In deroga alle disposizioni domestiche, a livello internazionale è possibile applicare la ritenuta alla fonte prevista dalla convenzione internazionale contro le doppie imposizioni sui redditi che, a determinate condizioni, consente di ridurre o talvolta azzerare il prelievo fiscale.
Si consideri l’esempio di un artigiano muratore francese, costituitosi sotto forma di ditta individuale, che si reca presso lo stabilimento di un’impresa residente a Milano, ove effettua “prestazioni di ristrutturazione dei locali aziendali”, senza possedere una stabile organizzazione in Italia.
In linea di principio l’articolo 25, comma 2, D.P.R. 600/1973 prevede l’applicazione di una ritenuta a titolo d’imposta nella misura del 30%, anche per le prestazioni effettuate nell’esercizio d’imprese.
In merito, l’articolo 14 della convenzione internazionale contro le doppie imposizioni sui redditi stipulata tra l’Italia e la Francia, rubricato “professioni indipendenti”, prevede che “i redditi che un residente di uno Stato ritrae dall’esercizio di una libera professione o da altre attività di carattere indipendente sono imponibili soltanto in detto Stato, a meno che tale residente non disponga abitualmente nell’altro Stato di una base fissa per l’esercizio delle sue attività. Se egli dispone di tale base fissa, i redditi sono imponibili nell’altro Stato ma unicamente nella misura in cui sono imputabili a detta base fissa”.

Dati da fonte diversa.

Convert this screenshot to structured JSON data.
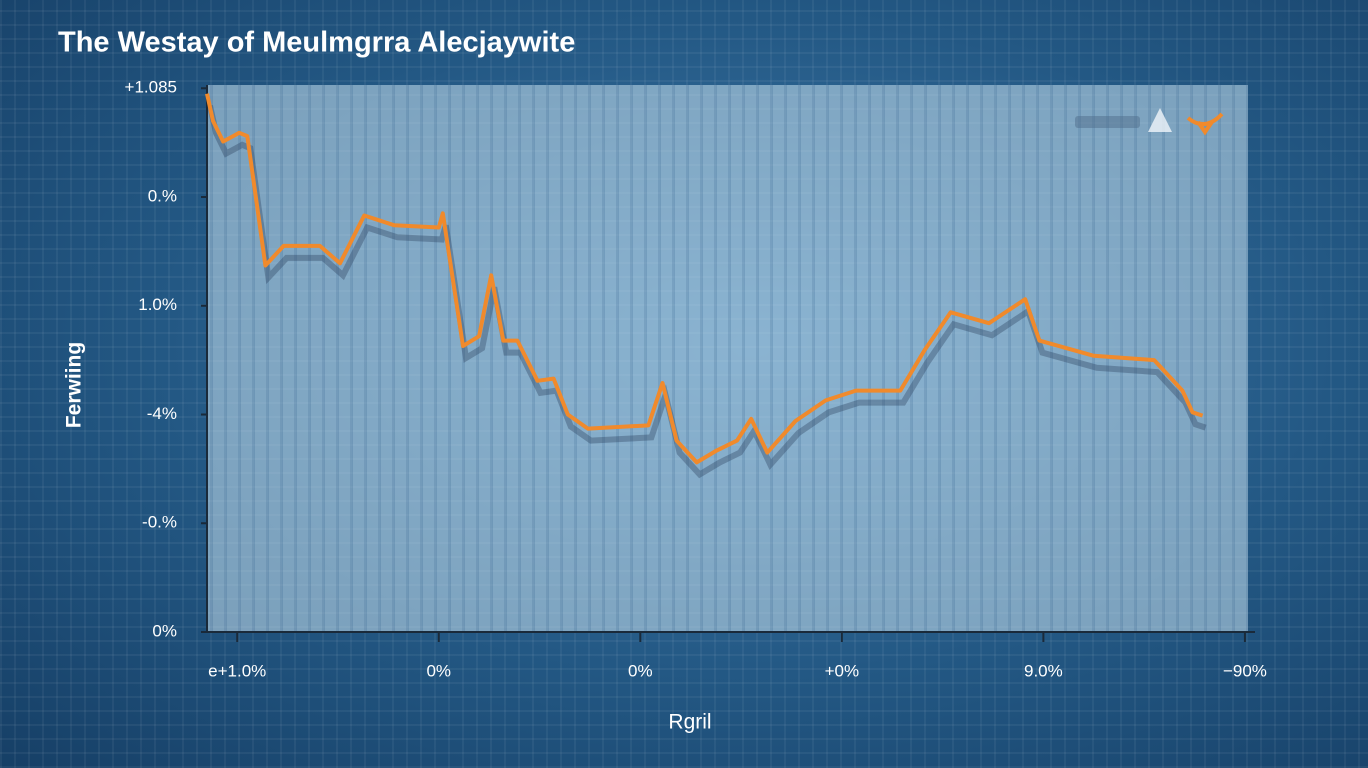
{
  "chart_data": {
    "type": "line",
    "title": "The Westay of Meulmgrra Alecjaywite",
    "x_label": "Rgril",
    "y_label": "Ferwiing",
    "xlim": [
      -0.15,
      5.05
    ],
    "xticks": [
      {
        "value": 0,
        "label": "e+1.0%"
      },
      {
        "value": 1,
        "label": "0%"
      },
      {
        "value": 2,
        "label": "0%"
      },
      {
        "value": 3,
        "label": "+0%"
      },
      {
        "value": 4,
        "label": "9.0%"
      },
      {
        "value": 5,
        "label": "−90%"
      }
    ],
    "ylim": [
      0,
      5.03
    ],
    "yticks": [
      {
        "value": 0,
        "label": "0%"
      },
      {
        "value": 1,
        "label": "-0.%"
      },
      {
        "value": 2,
        "label": "-4%"
      },
      {
        "value": 3,
        "label": "1.0%"
      },
      {
        "value": 4,
        "label": "0.%"
      },
      {
        "value": 5,
        "label": "+1.085"
      }
    ],
    "x": [
      -0.15,
      -0.12,
      -0.07,
      -0.02,
      0.01,
      0.05,
      0.14,
      0.23,
      0.41,
      0.51,
      0.63,
      0.78,
      1.0,
      1.02,
      1.12,
      1.2,
      1.26,
      1.32,
      1.39,
      1.49,
      1.57,
      1.64,
      1.74,
      2.04,
      2.11,
      2.18,
      2.28,
      2.38,
      2.48,
      2.55,
      2.63,
      2.77,
      2.92,
      3.07,
      3.29,
      3.41,
      3.54,
      3.73,
      3.91,
      3.98,
      4.25,
      4.55,
      4.69,
      4.74,
      4.79
    ],
    "series": [
      {
        "color": "#f08a2c",
        "values": [
          4.95,
          4.7,
          4.51,
          4.56,
          4.59,
          4.56,
          3.37,
          3.55,
          3.55,
          3.39,
          3.83,
          3.74,
          3.72,
          3.85,
          2.63,
          2.72,
          3.28,
          2.68,
          2.68,
          2.31,
          2.33,
          2.0,
          1.87,
          1.9,
          2.29,
          1.76,
          1.56,
          1.67,
          1.76,
          1.96,
          1.65,
          1.94,
          2.13,
          2.22,
          2.22,
          2.59,
          2.94,
          2.84,
          3.06,
          2.68,
          2.54,
          2.5,
          2.22,
          2.02,
          1.99
        ]
      }
    ]
  }
}
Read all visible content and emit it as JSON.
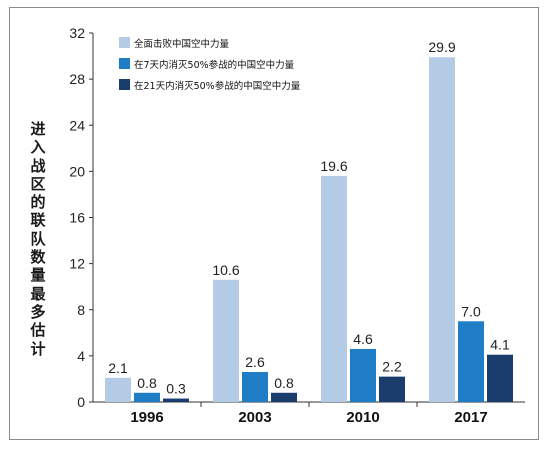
{
  "chart_data": {
    "type": "bar",
    "categories": [
      "1996",
      "2003",
      "2010",
      "2017"
    ],
    "series": [
      {
        "name": "全面击败中国空中力量",
        "values": [
          2.1,
          10.6,
          19.6,
          29.9
        ],
        "color": "#b3cbe4"
      },
      {
        "name": "在7天内消灭50%参战的中国空中力量",
        "values": [
          0.8,
          2.6,
          4.6,
          7.0
        ],
        "color": "#1e7dc4"
      },
      {
        "name": "在21天内消灭50%参战的中国空中力量",
        "values": [
          0.3,
          0.8,
          2.2,
          4.1
        ],
        "color": "#1b3d6e"
      }
    ],
    "ylabel": "进入战区的联队数量最多估计",
    "yticks": [
      0,
      4,
      8,
      12,
      16,
      20,
      24,
      28,
      32
    ],
    "ylim": [
      0,
      32
    ],
    "grid": false,
    "legend": "top-left"
  }
}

In un’altra circostanza, si assuma che un prestatore di servizio tedesco si rechi presso lo stabilimento di un’impresa residente a Torino, ove effettua “prestazioni di pulizia e vigilanza”, senza possedere una stabile organizzazione in Italia.
Anche in questo caso, l’articolo 25, comma 2, D.P.R. 600/1973 prevede l’applicazione di una ritenuta a titolo d’imposta nella misura del 30%, anche per le prestazioni effettuate nell’esercizio d’imprese.
Tuttavia, l’articolo 14 della convenzione internazionale contro le doppie imposizioni sui redditi stipulata tra l’Italia e la Germania, rubricato “professioni indipendenti”, prevede che “i redditi che un residente di uno Stato ritrae dall’esercizio di una libera professione o da altre attività di carattere indipendente sono imponibili soltanto in detto Stato, a meno che detto residente non disponga abitualmente nell’altro Stato contraente di una base fissa per l’esercizio delle sue attività. Se egli dispone di tale base fissa, i redditi sono imponibili nell’altro Stato, ma soltanto nella misura in cui sono imputabili a detta base fissa”.
Sul punto occorre tenere conto che, per applicare direttamente il trattamento previsto dalla convenzione internazionale contro le doppie imposizioni sui redditi, il sostituto d’imposta italiano che corrisponde i compensi, prima di effettuare il pagamento, deve procurarsi un preciso set documentale di seguito analiticamente illustrato:
- dichiarazione rilasciata dal beneficiario effettivo dei redditi, dalla quale deve risultare il luogo di effettuazione della prestazione (Italia o estero); in caso contrario scatta la presunzione di territorialità sul territorio italiano;
- certificazione rilasciata da parte dell’ufficio delle imposte estero ubicato nel luogo di residenza del prestatore del servizio (società o persona fisica), dalla quale risulti che il percettore delle somme è un soggetto fiscalmente tassato nello Stato estero, ove presenta le relative dichiarazioni dei redditi;
- attestazione relativa all’inesistenza di una stabile organizzazione sul territorio dello Stato italiano.